Playoffs. Prime Time. The San Diego Padres will play under the bright lights in the “Big Apple” in the Wild Card Round against the New York Mets.

For both sides, it will be the first time in a while that fans of each team can attend their team’s playoff game. The Mets are back in the playoffs for the first time since 2016 when Madison Bumgarner blanked New York at Citi Field to lead the San Francisco Giants to a wild card victory, while the Padres last played a playoff game in front of fans in 2006, but did reach the postseason in 2020 when fans were not allowed to attend due to COVID-19.

It is safe to say that Citi Field will be a lively postseason atmosphere full of rabid Mets fans and the Friar Faithful who have waited 16 years to attend a Padres playoff game.

Winning 100 games, the Mets are just the sixth team in baseball history to reach that plateau and not win its division. New York’s 101-61 record finished behind the Atlanta Braves due to the season series tiebreaker, whose surge in June overcame a 10.5-game lead in the NL East.

Like the Padres, New York saw drastic improvement under an experienced manager in his first year with the team, Buck Showalter.

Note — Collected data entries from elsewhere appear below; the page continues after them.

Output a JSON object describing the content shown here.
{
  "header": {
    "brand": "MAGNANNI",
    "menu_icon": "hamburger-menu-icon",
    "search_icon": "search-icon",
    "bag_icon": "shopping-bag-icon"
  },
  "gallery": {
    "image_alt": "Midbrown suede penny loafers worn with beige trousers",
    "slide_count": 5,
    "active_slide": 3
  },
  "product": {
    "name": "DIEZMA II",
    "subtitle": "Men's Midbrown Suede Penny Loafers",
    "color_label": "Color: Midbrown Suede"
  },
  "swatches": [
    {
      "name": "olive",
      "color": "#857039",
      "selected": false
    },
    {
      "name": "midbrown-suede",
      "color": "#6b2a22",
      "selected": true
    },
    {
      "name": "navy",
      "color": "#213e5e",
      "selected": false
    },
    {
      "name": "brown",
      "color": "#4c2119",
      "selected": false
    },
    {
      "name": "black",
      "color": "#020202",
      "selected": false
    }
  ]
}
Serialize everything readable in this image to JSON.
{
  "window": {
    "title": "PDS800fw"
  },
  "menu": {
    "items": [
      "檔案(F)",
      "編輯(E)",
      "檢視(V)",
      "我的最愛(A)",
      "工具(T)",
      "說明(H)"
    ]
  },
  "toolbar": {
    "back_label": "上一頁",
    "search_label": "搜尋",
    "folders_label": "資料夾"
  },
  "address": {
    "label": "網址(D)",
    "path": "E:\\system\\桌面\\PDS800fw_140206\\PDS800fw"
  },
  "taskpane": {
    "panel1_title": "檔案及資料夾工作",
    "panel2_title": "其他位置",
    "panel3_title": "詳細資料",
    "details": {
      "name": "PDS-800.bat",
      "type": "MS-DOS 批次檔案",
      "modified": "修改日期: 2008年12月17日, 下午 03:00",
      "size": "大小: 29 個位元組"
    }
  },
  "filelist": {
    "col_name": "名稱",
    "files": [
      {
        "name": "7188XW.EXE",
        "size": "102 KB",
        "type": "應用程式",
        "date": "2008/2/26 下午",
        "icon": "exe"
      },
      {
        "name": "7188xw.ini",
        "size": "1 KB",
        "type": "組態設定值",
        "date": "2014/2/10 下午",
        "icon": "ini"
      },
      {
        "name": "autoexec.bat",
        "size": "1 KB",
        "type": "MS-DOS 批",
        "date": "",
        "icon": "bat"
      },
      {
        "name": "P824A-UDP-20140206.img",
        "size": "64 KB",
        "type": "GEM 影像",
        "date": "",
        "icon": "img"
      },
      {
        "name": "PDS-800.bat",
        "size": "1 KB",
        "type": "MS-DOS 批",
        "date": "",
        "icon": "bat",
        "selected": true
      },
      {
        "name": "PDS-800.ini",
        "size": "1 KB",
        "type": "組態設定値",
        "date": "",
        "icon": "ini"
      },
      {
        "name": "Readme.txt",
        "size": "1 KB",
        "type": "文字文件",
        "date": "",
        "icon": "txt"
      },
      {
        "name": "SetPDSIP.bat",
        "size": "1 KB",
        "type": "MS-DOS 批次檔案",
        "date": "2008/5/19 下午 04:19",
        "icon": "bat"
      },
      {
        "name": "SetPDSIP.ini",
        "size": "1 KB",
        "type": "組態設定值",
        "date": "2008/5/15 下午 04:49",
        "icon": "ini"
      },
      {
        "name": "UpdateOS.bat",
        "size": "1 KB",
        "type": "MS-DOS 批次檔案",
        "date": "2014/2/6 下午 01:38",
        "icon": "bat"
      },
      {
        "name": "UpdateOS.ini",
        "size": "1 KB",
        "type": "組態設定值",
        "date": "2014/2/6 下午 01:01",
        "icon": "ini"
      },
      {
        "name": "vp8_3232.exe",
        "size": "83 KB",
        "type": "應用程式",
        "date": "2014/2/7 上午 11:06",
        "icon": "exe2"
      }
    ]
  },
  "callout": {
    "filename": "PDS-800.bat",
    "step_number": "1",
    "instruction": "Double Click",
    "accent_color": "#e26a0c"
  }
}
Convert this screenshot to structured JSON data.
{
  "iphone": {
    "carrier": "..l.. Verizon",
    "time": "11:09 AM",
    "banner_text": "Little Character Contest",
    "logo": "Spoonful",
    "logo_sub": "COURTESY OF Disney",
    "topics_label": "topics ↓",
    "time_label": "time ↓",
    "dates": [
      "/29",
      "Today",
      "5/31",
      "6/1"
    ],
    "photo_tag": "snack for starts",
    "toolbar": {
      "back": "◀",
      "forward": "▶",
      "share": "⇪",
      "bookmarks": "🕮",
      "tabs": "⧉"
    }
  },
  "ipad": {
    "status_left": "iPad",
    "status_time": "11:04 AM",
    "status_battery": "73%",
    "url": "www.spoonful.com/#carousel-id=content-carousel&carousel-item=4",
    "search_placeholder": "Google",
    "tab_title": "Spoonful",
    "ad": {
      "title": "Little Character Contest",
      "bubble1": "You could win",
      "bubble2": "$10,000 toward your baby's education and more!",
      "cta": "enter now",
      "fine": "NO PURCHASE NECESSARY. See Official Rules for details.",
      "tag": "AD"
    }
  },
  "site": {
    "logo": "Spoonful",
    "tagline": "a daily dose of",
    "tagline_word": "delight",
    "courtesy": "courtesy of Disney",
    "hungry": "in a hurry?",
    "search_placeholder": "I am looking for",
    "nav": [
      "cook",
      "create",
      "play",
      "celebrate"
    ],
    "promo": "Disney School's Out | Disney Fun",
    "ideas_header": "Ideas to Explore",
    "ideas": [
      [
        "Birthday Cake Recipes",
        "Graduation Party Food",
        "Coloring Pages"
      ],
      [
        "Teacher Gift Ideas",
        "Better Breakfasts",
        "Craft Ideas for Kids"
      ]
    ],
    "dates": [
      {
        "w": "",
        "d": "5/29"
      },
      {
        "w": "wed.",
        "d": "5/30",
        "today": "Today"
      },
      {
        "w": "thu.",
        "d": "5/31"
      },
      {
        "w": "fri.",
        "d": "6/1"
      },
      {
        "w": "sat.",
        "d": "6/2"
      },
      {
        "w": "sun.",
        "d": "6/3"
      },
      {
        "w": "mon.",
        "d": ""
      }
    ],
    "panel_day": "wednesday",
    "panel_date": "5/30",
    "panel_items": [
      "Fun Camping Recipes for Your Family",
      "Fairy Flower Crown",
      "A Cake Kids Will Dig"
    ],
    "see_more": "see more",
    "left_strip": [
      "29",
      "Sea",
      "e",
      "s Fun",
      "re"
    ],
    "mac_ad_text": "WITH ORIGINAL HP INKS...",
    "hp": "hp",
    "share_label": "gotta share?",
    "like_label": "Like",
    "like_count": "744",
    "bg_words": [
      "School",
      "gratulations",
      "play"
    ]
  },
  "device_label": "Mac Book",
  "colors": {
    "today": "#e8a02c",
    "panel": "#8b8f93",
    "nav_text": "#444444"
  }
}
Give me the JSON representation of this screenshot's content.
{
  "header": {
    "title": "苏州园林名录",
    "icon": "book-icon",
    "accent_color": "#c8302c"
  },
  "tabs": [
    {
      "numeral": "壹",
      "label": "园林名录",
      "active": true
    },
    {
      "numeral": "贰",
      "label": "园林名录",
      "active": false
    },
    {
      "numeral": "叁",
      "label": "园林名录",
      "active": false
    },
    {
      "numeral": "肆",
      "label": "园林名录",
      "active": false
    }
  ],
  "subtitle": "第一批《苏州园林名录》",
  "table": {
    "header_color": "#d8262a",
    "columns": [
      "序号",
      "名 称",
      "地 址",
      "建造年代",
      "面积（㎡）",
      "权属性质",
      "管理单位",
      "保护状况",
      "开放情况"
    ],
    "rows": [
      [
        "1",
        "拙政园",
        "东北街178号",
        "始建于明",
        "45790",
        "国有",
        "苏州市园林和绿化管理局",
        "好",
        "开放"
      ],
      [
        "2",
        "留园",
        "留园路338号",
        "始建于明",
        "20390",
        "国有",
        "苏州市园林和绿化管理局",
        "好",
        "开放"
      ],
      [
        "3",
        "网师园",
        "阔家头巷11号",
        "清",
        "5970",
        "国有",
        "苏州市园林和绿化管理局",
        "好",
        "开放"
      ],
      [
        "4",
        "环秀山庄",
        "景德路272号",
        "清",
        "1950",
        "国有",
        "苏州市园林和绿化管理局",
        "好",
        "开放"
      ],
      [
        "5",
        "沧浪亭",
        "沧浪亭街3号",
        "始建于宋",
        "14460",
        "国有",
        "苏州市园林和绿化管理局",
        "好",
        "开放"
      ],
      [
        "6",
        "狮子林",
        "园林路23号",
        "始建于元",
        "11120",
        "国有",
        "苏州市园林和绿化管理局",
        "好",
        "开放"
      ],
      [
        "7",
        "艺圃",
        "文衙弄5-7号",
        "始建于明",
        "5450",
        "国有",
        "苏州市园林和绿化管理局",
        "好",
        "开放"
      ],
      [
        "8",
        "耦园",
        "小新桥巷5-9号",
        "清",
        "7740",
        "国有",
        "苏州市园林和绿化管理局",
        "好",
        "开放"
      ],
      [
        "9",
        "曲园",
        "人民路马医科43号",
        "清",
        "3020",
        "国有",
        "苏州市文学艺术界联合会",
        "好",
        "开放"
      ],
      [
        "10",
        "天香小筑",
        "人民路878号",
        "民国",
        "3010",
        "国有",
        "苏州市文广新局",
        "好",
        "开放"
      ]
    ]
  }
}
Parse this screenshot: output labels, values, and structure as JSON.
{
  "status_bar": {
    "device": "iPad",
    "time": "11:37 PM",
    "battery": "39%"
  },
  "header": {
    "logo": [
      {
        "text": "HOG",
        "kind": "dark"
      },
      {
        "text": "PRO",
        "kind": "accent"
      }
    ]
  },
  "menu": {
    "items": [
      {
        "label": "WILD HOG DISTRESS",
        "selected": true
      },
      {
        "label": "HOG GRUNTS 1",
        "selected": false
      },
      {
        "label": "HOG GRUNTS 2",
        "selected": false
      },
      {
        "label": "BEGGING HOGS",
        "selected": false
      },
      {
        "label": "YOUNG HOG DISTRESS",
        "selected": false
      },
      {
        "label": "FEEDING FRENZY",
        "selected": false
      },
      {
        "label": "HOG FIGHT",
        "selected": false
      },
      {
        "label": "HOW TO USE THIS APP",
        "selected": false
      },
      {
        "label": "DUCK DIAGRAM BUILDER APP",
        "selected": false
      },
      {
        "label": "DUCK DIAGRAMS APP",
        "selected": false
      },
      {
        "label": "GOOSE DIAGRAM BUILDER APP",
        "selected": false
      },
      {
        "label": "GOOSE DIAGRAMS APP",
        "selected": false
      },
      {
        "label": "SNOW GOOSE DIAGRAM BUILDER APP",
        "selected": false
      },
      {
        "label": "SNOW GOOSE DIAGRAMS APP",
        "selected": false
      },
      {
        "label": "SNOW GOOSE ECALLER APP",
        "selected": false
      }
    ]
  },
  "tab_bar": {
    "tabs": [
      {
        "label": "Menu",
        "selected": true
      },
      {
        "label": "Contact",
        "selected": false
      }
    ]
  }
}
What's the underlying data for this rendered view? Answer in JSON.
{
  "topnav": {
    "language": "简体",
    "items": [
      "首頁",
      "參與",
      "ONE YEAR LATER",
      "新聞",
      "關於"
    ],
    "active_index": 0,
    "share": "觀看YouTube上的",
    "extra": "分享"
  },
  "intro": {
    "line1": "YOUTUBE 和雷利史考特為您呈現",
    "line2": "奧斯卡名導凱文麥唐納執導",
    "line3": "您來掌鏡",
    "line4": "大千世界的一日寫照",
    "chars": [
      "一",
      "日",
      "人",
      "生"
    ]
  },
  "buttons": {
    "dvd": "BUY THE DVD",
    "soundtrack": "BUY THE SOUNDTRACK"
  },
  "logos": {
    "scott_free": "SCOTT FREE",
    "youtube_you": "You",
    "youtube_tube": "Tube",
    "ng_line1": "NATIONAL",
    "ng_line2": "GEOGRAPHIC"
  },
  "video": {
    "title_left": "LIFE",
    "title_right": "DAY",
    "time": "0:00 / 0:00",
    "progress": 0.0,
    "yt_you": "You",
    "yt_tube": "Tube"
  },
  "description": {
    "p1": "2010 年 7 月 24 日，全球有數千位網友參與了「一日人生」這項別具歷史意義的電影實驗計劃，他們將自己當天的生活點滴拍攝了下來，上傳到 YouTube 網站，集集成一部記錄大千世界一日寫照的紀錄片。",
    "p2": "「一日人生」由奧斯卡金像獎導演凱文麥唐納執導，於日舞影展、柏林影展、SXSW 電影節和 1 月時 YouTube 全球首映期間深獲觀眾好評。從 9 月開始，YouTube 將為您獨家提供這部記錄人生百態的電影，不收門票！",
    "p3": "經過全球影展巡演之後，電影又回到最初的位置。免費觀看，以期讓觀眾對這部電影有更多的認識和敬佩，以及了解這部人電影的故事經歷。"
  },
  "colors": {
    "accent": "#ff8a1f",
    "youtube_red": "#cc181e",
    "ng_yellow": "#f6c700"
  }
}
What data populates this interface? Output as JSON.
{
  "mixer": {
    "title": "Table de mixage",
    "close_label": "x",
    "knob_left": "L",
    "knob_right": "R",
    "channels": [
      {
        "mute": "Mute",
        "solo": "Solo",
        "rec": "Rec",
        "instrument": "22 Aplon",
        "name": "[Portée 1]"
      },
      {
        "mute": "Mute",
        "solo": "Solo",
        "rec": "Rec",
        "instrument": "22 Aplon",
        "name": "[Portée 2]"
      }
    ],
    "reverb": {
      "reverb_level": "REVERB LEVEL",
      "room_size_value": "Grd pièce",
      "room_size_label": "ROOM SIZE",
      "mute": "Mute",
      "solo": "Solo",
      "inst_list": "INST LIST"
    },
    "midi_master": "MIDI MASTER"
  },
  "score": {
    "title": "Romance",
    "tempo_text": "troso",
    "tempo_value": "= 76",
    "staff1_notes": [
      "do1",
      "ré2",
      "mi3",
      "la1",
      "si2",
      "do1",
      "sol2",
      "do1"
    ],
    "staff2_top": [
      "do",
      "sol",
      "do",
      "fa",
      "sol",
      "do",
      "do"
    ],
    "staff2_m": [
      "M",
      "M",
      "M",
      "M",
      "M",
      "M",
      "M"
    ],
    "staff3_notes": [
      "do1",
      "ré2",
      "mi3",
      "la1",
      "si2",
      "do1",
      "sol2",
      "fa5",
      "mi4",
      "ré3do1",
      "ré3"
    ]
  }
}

His already talented squad needed stability at the helm, which Showalter provided.

Strength: Starting rotation

When healthy, the Mets boast the league’s best pitcher, 2018 and 2019 NL Cy Young Award winner Jacob deGrom. He missed the first four months of 2022 before posting a 3.08 ERA in 11 starts. However, deGrom allowed three or more runs in each of his final four starts, so he is not in peak form. The last time he had a three-game stretch with three or more runs in each start was in April 2019.

deGrom does lack playoff experience as a lifelong Met, but his four outings in the Mets’ 2015 run to the World Series were strong. With all outings on the road, deGrom struck 29 batters in 25 innings while getting three wins. His lone loss came in the World Series when he only lasted five innings and allowed four runs. The Padres also got carved by deGrom in 2021 when he threw 13 combined scoreless innings in back-to-back starts against San Diego. He features a 99 MPH fastball with a wipeout slider at 93 MPH as his primary pitches but will mix in a few changeups and curveballs to change pitch speeds.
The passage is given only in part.